If your oral exam answers are anything like your posts than I would thank jebus your still in school, your quite sporadic and jump everywhere. Your in a very small program I would think; individual oral exams would take a long long time to finish if you had a standardish largish class. But then again I am just guessing as I've never been orally propositioned by my male teachers. Also don’t be disrespecting the kiwis, they are a excellent source of vitamins c/a and potassium - the fact that they look like overgrown hairy testicles with infected green insides does not change the fact that they are nutritiously delicious.
 
I find it odd that everyone here assumed I was talking about the kiwi fruit, when in fact i was referring to the dastardly kiwi bird. Bastards that they are.

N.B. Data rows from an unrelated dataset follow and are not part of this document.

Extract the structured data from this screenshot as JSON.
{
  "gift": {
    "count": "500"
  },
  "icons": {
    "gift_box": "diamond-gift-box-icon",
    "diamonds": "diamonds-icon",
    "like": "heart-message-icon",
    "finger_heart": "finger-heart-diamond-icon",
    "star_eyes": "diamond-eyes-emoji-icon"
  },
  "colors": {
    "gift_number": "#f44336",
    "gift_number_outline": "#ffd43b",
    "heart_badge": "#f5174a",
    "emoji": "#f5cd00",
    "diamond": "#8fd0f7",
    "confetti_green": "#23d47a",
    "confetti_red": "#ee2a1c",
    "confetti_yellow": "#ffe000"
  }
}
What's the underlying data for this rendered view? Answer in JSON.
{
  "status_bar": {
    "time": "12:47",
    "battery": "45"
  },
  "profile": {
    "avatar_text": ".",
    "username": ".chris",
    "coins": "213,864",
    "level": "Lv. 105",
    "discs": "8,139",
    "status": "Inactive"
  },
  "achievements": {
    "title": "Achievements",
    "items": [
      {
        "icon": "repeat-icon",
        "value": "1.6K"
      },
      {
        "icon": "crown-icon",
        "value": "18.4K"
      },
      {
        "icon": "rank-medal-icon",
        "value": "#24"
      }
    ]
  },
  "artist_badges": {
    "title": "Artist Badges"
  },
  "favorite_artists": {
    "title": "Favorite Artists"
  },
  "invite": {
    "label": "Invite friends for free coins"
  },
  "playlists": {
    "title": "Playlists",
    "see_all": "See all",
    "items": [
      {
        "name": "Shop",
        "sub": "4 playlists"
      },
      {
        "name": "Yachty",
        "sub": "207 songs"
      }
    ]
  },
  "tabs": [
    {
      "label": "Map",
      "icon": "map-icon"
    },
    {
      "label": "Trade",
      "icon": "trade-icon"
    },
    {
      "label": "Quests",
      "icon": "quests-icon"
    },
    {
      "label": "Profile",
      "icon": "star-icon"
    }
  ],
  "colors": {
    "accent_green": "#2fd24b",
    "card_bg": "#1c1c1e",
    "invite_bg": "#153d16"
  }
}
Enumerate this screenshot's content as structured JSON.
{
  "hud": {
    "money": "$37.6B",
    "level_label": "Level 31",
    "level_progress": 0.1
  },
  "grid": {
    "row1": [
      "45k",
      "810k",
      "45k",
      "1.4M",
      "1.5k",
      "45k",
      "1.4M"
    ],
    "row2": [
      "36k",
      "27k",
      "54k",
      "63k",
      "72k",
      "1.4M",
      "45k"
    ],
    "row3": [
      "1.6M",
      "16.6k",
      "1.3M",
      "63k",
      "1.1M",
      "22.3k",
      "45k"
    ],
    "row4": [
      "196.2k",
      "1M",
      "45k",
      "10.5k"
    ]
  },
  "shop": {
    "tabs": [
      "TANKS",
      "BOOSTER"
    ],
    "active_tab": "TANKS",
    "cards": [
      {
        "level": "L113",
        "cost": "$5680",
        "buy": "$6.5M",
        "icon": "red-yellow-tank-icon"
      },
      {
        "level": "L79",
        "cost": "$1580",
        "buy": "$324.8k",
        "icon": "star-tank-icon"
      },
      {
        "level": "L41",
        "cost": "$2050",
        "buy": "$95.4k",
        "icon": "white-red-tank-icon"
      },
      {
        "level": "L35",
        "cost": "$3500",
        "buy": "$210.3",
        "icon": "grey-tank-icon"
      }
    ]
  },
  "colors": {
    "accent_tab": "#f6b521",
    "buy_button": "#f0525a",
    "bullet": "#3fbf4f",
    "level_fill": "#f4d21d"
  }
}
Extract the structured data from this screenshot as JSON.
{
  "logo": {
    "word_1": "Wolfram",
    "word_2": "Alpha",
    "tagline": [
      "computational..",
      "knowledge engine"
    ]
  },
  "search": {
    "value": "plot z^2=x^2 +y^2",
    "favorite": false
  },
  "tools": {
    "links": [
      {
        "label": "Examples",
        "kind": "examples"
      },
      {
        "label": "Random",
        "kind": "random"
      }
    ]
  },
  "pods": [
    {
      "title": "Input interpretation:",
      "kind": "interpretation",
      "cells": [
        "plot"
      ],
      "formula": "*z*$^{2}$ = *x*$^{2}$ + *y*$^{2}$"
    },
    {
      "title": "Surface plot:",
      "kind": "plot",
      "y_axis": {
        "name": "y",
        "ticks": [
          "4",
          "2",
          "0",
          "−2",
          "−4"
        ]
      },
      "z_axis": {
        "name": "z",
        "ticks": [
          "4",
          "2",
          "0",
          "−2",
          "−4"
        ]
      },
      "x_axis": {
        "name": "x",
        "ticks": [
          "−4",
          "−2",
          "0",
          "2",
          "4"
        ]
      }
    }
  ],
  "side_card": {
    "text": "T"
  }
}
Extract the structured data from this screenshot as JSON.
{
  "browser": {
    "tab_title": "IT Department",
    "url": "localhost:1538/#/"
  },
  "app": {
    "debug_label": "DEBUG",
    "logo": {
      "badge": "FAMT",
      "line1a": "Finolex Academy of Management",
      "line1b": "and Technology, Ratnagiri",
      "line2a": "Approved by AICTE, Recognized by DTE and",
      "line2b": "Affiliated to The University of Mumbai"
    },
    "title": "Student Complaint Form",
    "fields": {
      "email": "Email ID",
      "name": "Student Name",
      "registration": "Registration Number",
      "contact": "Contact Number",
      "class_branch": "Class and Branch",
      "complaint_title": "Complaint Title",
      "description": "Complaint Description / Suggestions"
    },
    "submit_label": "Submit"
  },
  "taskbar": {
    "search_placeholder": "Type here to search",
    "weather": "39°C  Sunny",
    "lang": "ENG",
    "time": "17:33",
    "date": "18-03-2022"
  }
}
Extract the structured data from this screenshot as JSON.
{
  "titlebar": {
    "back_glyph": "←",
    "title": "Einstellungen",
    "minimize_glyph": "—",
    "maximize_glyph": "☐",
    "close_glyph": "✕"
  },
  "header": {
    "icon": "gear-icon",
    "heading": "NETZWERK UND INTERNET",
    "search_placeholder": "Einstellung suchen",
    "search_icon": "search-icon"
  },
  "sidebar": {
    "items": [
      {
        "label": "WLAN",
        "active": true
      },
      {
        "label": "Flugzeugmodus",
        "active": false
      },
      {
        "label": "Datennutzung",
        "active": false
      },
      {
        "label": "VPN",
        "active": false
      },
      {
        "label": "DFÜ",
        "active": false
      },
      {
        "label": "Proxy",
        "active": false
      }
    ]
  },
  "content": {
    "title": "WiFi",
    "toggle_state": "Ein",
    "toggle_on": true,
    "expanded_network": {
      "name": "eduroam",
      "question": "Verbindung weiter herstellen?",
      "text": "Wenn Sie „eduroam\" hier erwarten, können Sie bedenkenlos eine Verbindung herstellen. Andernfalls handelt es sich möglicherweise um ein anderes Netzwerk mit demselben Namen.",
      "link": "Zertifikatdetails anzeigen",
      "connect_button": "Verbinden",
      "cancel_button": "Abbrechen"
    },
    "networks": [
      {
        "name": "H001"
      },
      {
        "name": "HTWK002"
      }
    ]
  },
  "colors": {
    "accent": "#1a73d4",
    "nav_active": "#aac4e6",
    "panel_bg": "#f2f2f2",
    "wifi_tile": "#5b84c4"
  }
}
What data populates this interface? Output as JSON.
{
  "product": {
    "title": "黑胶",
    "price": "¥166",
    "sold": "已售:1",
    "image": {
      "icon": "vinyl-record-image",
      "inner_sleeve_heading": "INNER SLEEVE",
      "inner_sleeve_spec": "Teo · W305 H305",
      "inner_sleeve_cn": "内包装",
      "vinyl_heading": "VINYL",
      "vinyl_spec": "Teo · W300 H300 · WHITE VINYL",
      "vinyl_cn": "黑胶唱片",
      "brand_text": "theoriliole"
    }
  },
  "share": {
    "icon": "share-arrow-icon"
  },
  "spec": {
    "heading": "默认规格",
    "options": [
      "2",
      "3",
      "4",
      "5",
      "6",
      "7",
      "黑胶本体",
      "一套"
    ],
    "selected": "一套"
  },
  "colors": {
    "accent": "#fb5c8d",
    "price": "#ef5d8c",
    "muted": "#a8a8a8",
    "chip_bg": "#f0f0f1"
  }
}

Anyways, yes, in realy my life my answers to ALL questions are sporadic and tend to inevitably end with something having to do with genitals. I am in astrophysics though and so genitals always fit into the answer in one way or another anyways so generally it all works out quite nicely. My oral exam is for general relativity which is actually a graduate level course I am taking - obviously I am an undergraduate student. Preparing is easier said than done. I will do my best but it's going to be a slaughter no matter how you slice it more than likely. Thanks for all the constructive criticism so far. Everyone but Polar can bite me.
 
IF YOU THINK THOSE ARE COOL, YOU OUGHT TO TRY THAT LITTLE PADDLE WITH THE BALL THAT IS CONNECTED TO IT BY A STRING. YOU'LL GET A KICK OUT OF THAT.